Speaking with Pratap Bose at the launch of the XUV700 got me thinking, what would Mahindra do with its new celebrated design head? It immediately got him to design the company’s new identity and logo that its SUVs would carry, and naturally, designing the new products would be at the top of the list. But before the company rushes into that, I really hope it does a few key things. Which is, define its brand, define its customer, and ring-fence its new design team.
So before pen is put to paper sketching new lines, the company must define, what is a Mahindra. Of course, Pratap knows things already and says that “defining the individuals brands” is a top priority and while he thinks each brands will differ, bringing in a “Mahindra look and feel” across the products is something that’s also very important.
Look at Mahindra’s product range and it’s clear that the company currently has no definition of what its brand is. Besides the slotted grille, there is no theme or character in common and this is not just stylistically, even in terms of function and feel; the products all come off quite different and lacking any family traits. Case in point the XUV700’s door-mounted seat controls are a-la Mercedes, but like the German brand will these feature across all Mahindras? Who knows?
Besides the brand, Mahindra must also define who its customer is. The styling of many of its products have been criticised, but those vehicles have also managed to find buyers, some even going on to be big hits. Obviously then the extravagant and flamboyant nature does have takers, just as a subdued and elegant approach does. Something that Mahindra is trying with the new XUV700.

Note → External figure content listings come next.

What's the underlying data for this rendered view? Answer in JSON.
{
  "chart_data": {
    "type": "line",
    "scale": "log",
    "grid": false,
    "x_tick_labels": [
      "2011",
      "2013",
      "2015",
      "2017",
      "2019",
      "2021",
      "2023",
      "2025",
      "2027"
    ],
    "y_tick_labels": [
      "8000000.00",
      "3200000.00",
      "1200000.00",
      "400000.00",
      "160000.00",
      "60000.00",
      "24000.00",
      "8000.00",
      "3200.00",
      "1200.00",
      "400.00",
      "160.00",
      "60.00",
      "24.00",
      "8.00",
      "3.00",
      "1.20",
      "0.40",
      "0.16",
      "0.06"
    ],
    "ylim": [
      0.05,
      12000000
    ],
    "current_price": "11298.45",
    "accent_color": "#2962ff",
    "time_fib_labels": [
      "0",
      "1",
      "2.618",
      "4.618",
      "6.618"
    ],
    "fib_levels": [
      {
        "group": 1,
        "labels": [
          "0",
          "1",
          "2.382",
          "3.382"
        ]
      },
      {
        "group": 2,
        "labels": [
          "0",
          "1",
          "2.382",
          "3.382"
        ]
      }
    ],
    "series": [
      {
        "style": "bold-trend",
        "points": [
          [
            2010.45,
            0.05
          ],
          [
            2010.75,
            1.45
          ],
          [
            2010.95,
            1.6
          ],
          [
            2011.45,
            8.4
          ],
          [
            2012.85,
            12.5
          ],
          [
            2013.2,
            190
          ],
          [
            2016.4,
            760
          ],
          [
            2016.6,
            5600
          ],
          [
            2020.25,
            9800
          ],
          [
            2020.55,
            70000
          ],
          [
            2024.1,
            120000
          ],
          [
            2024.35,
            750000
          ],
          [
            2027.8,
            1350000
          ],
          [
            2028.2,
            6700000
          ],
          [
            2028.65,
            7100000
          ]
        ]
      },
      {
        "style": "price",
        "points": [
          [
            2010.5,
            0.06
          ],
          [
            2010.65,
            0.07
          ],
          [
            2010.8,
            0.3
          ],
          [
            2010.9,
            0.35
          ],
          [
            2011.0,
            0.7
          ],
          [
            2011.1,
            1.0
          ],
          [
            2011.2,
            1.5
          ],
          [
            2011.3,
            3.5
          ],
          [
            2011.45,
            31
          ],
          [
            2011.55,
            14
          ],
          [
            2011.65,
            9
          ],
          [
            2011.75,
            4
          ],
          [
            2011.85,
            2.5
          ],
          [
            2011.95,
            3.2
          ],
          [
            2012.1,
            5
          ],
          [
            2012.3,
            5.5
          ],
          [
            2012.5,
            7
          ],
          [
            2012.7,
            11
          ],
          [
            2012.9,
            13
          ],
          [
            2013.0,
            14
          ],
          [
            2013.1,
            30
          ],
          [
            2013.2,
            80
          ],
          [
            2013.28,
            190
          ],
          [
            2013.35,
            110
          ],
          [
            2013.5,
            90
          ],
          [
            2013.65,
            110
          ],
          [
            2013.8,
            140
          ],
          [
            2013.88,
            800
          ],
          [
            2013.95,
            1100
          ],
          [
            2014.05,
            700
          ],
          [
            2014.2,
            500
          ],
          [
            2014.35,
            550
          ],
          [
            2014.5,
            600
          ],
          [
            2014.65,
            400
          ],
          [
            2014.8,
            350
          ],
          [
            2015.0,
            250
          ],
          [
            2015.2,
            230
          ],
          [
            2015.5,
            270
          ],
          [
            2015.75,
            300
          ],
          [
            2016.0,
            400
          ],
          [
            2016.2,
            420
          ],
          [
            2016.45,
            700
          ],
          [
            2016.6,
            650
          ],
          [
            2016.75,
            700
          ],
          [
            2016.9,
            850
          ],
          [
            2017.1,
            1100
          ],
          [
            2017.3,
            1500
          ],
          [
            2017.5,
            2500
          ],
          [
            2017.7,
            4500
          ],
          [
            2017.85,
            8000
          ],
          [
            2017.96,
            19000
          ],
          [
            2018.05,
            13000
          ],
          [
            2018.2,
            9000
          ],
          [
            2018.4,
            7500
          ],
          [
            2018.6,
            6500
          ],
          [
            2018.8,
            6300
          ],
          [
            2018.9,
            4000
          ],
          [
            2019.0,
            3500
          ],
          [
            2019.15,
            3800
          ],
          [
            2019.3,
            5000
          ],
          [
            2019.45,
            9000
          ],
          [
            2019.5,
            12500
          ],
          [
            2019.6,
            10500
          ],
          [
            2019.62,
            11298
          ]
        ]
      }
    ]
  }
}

It’s very toned down and pared back compared to its predecessor, the XUV500.
But is this a good idea? Personally, I think it is. I was never a fan of the company’s earlier over-the-top styling approach, I felt the XUV500 was over styled, the Xylo disproportionate, and the KUV100 both. But I was never its customer. Thus Mahindra really needs to define who its customer is. Is it the extroverted flamboyant seeker or is it someone who wants a handsome elegant style.
And lastly, once the definition of the brand and customer is in place I really hope the company limits the design decisions to the new team it’s rapidly building up. Clinics are fine, but design is best done by individuals and not a committee. The team would really flourish, ring fenced with just inputs rather than orders or direction. And no, no, this last bit isn’t a secret message from Pratap, we aren’t that close, nor is it a pointer to how Mahindra functions. It’s just that I’ve too often seen corporate India get shiny new tools only to not use them properly. So yes, define, design and develop its team is what I really hope Mahindra does, and I can’t wait to see what a ‘Mahindra’ looks like.